Posh raises $3.8 million to automate electric vehicle battery recycling


“There will be approximately 12 million tons of electric vehicle batteries retired by 2030. Most of those batteries have 80% unused capacity and thousands of dollars worth of precious metals. Today those retired batteries are disassembled almost 100% by hand before being reused. or shredded for recycling. We are changing that by making battery disassembly fast, safe and scalable. We want to bring affordable lithium-ion batteries to as many people as possible and help create a circular economy for our electric future, said Wesley Zheng, CEO and co-founder of Posh, who did her Ph.D. on lithium batteries Stanford University.

Until now, dismantling electric vehicle batteries has been a manual and laborious process, exposing workers to numerous fire and safety hazards. Automating battery disassembly and grading is one of the biggest challenges in expanding applications of end-of-life electric vehicle (EV) batteries.
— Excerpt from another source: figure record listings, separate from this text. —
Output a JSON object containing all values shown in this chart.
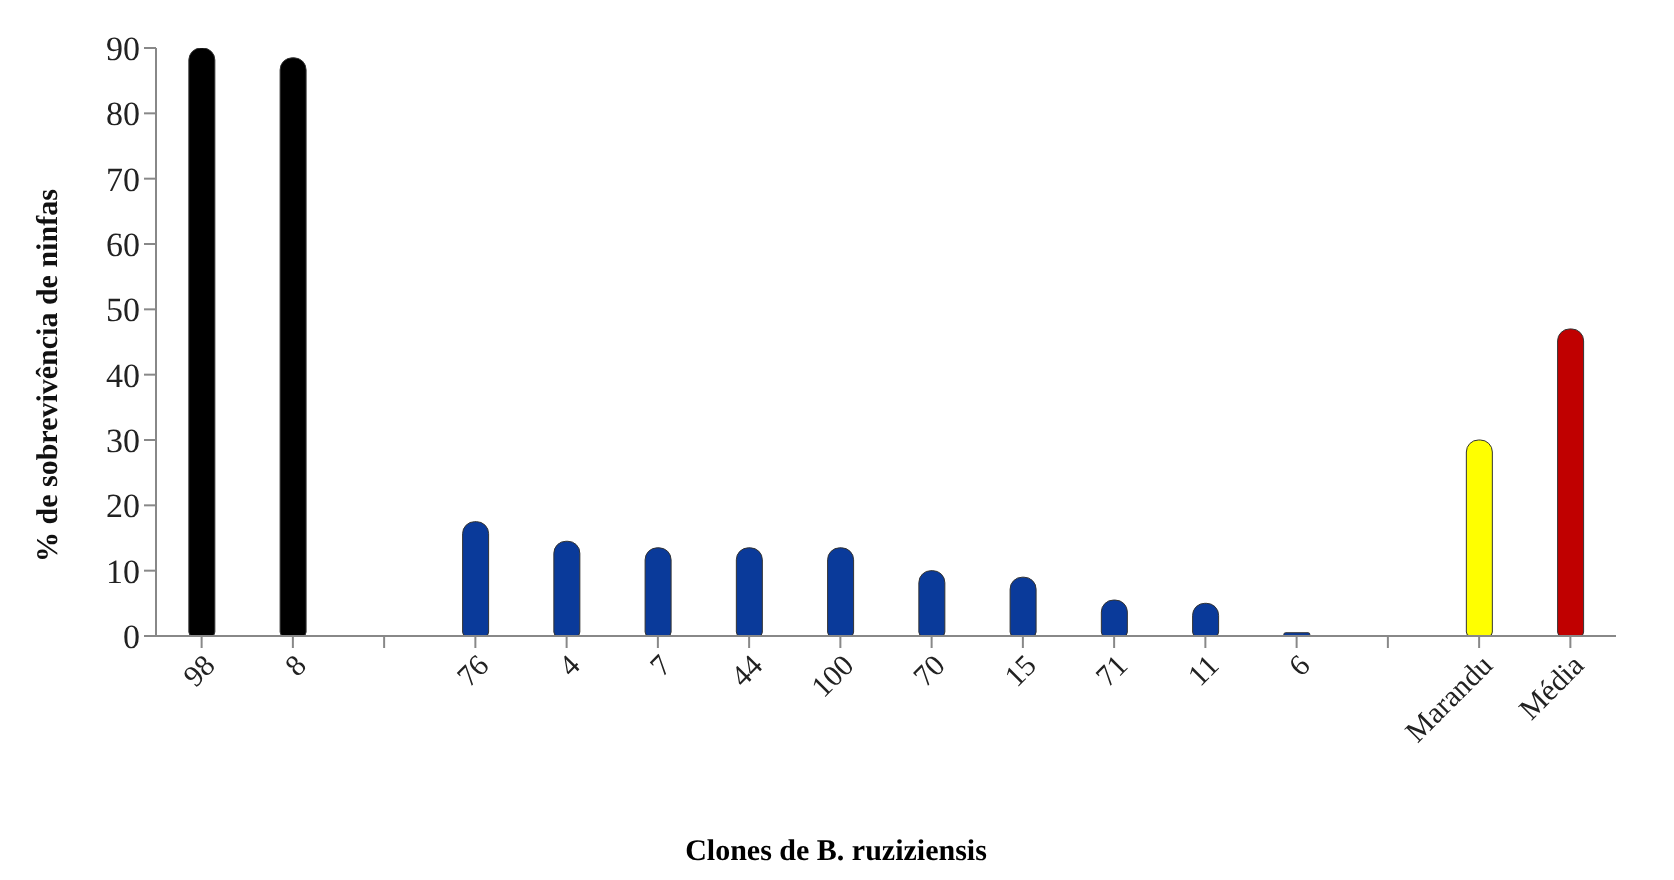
{
  "chart_data": {
    "type": "bar",
    "xlabel": "Clones de B. ruziziensis",
    "ylabel": "% de sobrevivência de ninfas",
    "categories": [
      "98",
      "8",
      null,
      "76",
      "4",
      "7",
      "44",
      "100",
      "70",
      "15",
      "71",
      "11",
      "6",
      null,
      "Marandu",
      "Média"
    ],
    "values": [
      90,
      88.5,
      null,
      17.5,
      14.5,
      13.5,
      13.5,
      13.5,
      10,
      9,
      5.5,
      5,
      0.5,
      null,
      30,
      47
    ],
    "colors": [
      "#000000",
      "#000000",
      "#0a3a9a",
      "#0a3a9a",
      "#0a3a9a",
      "#0a3a9a",
      "#0a3a9a",
      "#0a3a9a",
      "#0a3a9a",
      "#0a3a9a",
      "#0a3a9a",
      "#0a3a9a",
      "#0a3a9a",
      "#0a3a9a",
      "#ffff00",
      "#c00000"
    ],
    "ylim": [
      0,
      90
    ],
    "yticks": [
      0,
      10,
      20,
      30,
      40,
      50,
      60,
      70,
      80,
      90
    ],
    "grid": false,
    "legend": false
  }
}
Traditional automation is suitable for pre-programmed and repetitive tasks in a highly structured environment. There are currently many product variations for retired electric vehicle batteries and no common standard in battery design.

Co-founder and CTO Chung Hoang said developing flexible automation systems that can handle a wide variety of packs and deal with uncertainties remains a significant bottleneck in expanding the use of end-of-life EV batteries. “In order to build a fully scalable solution, we need to build a model that we can train to handle all battery types.”

With the lead singer of Muse Matt Bellamy (via Helium-3 Ventures), investors include Y Combinator, Metaplanet, Outbound Capital, Starling Ventures, Uponest Capital, Global Founders Capital and others.

About Posh
Based in the heart of Silicon Valley, Posh automates the recycling of electric vehicle batteries. By combining computer vision and robotic arms, Posh offers a safe, universal and scalable way to deliver sustainable energy storage solutions.
Posh was founded in 2021 by Wesley Zheng and Chung Hoang and is supported by Y Combinator.